Setting them up is a small ritual you repeat every single time. Find your Mac's local IP address. Open iOS Settings, go to Wi-Fi, tap the network, scroll to the proxy section, switch it to Manual, type in the IP, type in the port. Start debugging. Close the session. Go back and turn it off, because leaving a proxy configured that isn't running breaks all your network requests. Next session, do it again.
It's not a hard process. But it's tedious enough that you start skipping it, which means you stop inspecting traffic as often as you should, which means you miss things.
That's the problem ProxyTunnel solves. It's an iOS app for developers that stores your proxy configurations and connects to them with one tap using a local VPN tunnel built on NEPacketTunnelProvider. You set up Charles or mitmproxy on your Mac once. ProxyTunnel stores the host and port. From then on, debugging means opening the app, tapping connect, and getting to work. No Settings spelunking, no manual IP lookup, no forgetting to disconnect afterward.
The NEPacketTunnelProvider routes all device traffic through the tunnel at the OS level, so every app on the device goes through your proxy automatically. Same behavior as the manual Wi-Fi settings approach, with none of the ceremony.

ProxyTunnel is on the App Store now. The Network Extension entitlement required careful justification, and Apple's review process for VPN-tunnel apps is thorough, but it cleared.
The ones that didn't make it
Not every idea works out. That's worth saying plainly, because the apps that ship are the only ones visible.
When Apple opened CarPlay to voice assistant apps, I built Shotgun. The pitch was simple. A CarPlay app that let you talk to any AI model you wanted (GPT, Grok, Claude, whatever) using your own API key. No subscription to the app, no data going through my servers. Just you, your keys, and a hands-free AI conversation while you drove. The CarPlay interface was purpose-built for it. A single large button, a clean waveform while you spoke, a readable response on screen. The app was fully complete.
Then the market moved faster than I could ship. OpenAI released their own CarPlay app. Grok followed. And then Apple announced that Siri on iOS 27 would natively handle AI queries across the system, CarPlay included. The problem Shotgun was solving disappeared from underneath it.
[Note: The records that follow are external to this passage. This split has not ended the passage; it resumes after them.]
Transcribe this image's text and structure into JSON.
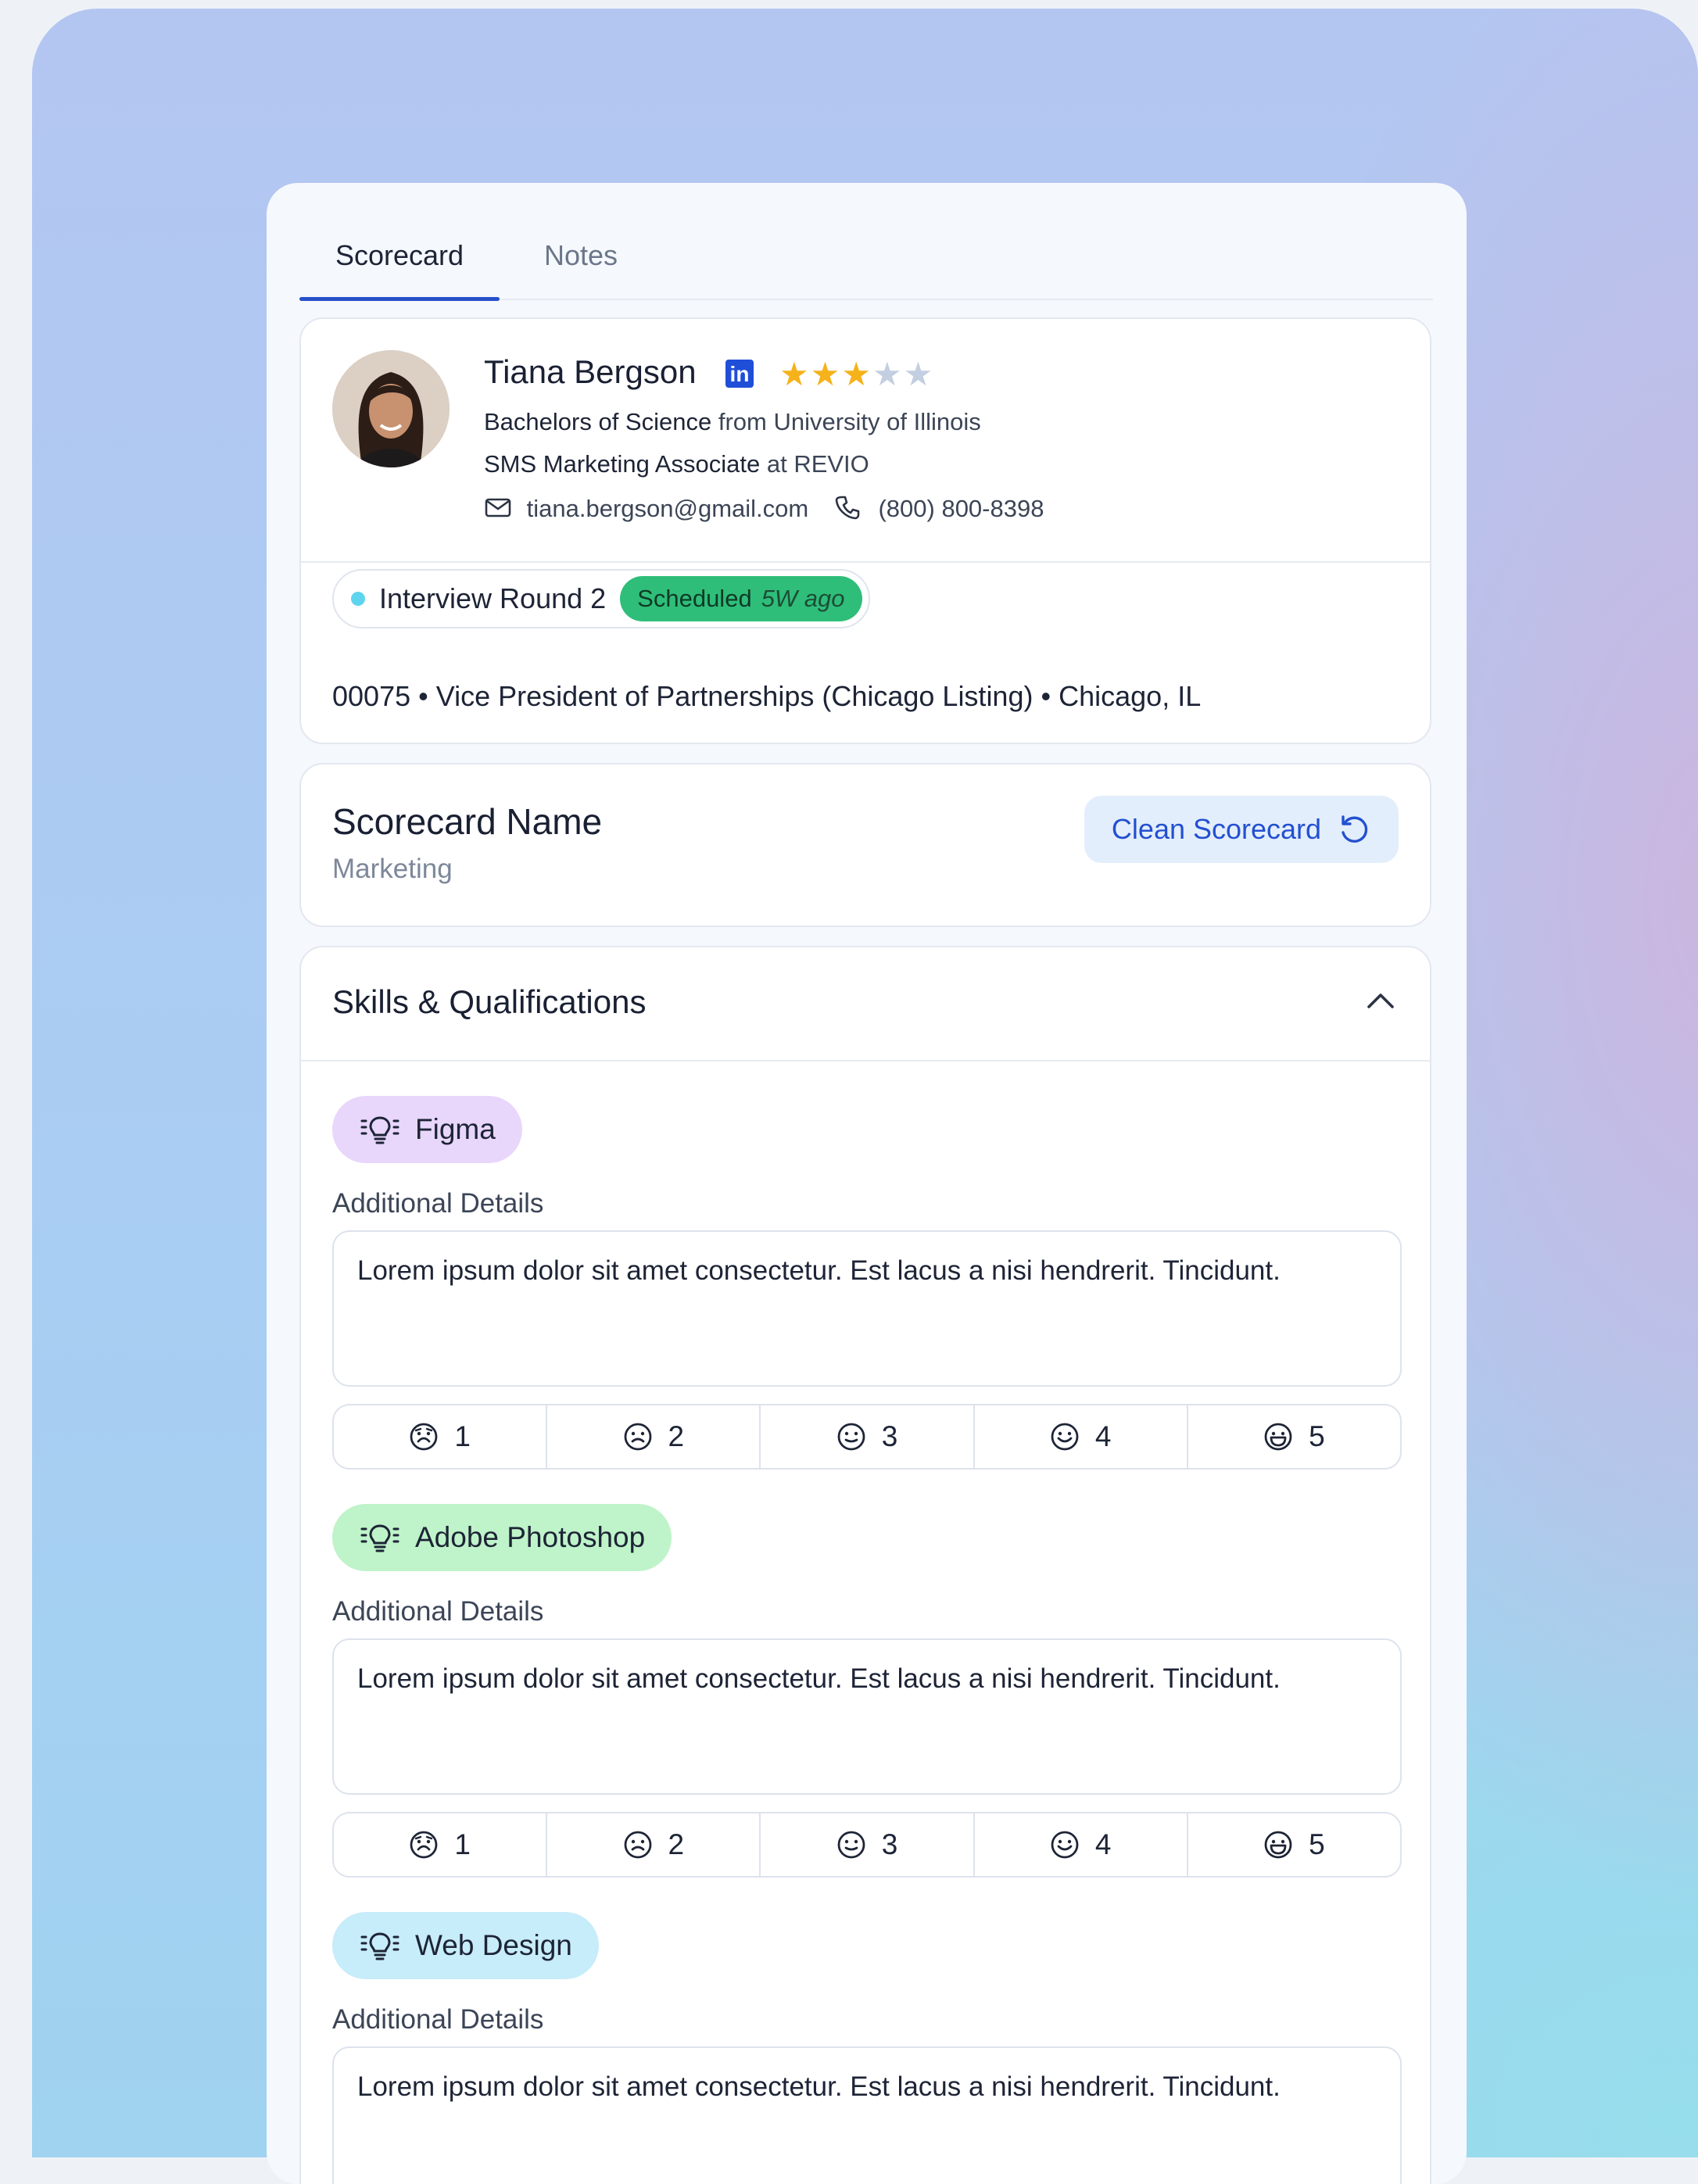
{
  "tabs": [
    {
      "label": "Scorecard",
      "active": true
    },
    {
      "label": "Notes",
      "active": false
    }
  ],
  "candidate": {
    "name": "Tiana Bergson",
    "rating": 3,
    "rating_max": 5,
    "degree": "Bachelors of Science",
    "degree_connector": "from",
    "school": "University of Illinois",
    "role": "SMS Marketing Associate",
    "role_connector": "at",
    "company": "REVIO",
    "email": "tiana.bergson@gmail.com",
    "phone": "(800) 800-8398"
  },
  "interview": {
    "round": "Interview Round 2",
    "status": "Scheduled",
    "when": "5W ago"
  },
  "listing": {
    "id": "00075",
    "title": "Vice President of Partnerships (Chicago Listing)",
    "location": "Chicago, IL",
    "separator": "•"
  },
  "scorecard": {
    "title": "Scorecard Name",
    "name": "Marketing",
    "clean_label": "Clean Scorecard"
  },
  "skills_section": {
    "title": "Skills & Qualifications",
    "skills": [
      {
        "name": "Figma",
        "color": "#e8d6fb",
        "details_label": "Additional Details",
        "details": "Lorem ipsum dolor sit amet consectetur. Est lacus a nisi hendrerit. Tincidunt."
      },
      {
        "name": "Adobe Photoshop",
        "color": "#bff3c9",
        "details_label": "Additional Details",
        "details": "Lorem ipsum dolor sit amet consectetur. Est lacus a nisi hendrerit. Tincidunt."
      },
      {
        "name": "Web Design",
        "color": "#c7ecfa",
        "details_label": "Additional Details",
        "details": "Lorem ipsum dolor sit amet consectetur. Est lacus a nisi hendrerit. Tincidunt."
      }
    ],
    "rating_options": [
      "1",
      "2",
      "3",
      "4",
      "5"
    ]
  },
  "colors": {
    "accent": "#2650c9",
    "star_filled": "#f6b21b",
    "star_empty": "#c3cfe0",
    "scheduled_badge": "#2fbe7a"
  }
}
There's no graceful way to frame that. The app works. The engineering is solid. The timing was wrong. A more established company can absorb that kind of outcome because they have other products carrying the weight. As an indie developer, a fully-built app that the market no longer needs is just a sunk cost you have to make peace with.
What I took from it is that timing is a real factor that sits outside your control. You can build the right thing and still lose if a platform owner decides to absorb the same idea into the OS. The only partial hedge against that is to build in spaces where the large players don't have an obvious incentive to go, which is most of what keeps me focused on utility apps and tools rather than features that read like items on Apple's roadmap.
The pattern I keep coming back to
Every app I've shipped started from the same place. A thing I tried to do, a piece of friction I ran into, and a question of whether software could remove it. The answer is usually yes. The harder question is whether removing that friction is worth the engineering time, and whether enough other people have the same problem.
The filter I use is simple. If I would have paid for this two years ago, it's probably worth building. If I would have used it daily, it's definitely worth building. Quilt and FuelUp both cleared that bar easily. So did Twick, WhatWord, and ProxyTunnel.
The ideas I skip are the ones where I'd use it once and forget about it, or where the real solution is just a Settings toggle I hadn't found yet. Software you build for a real daily need tends to get finished. Software you build because it sounds interesting tends to sit in a folder at 60%.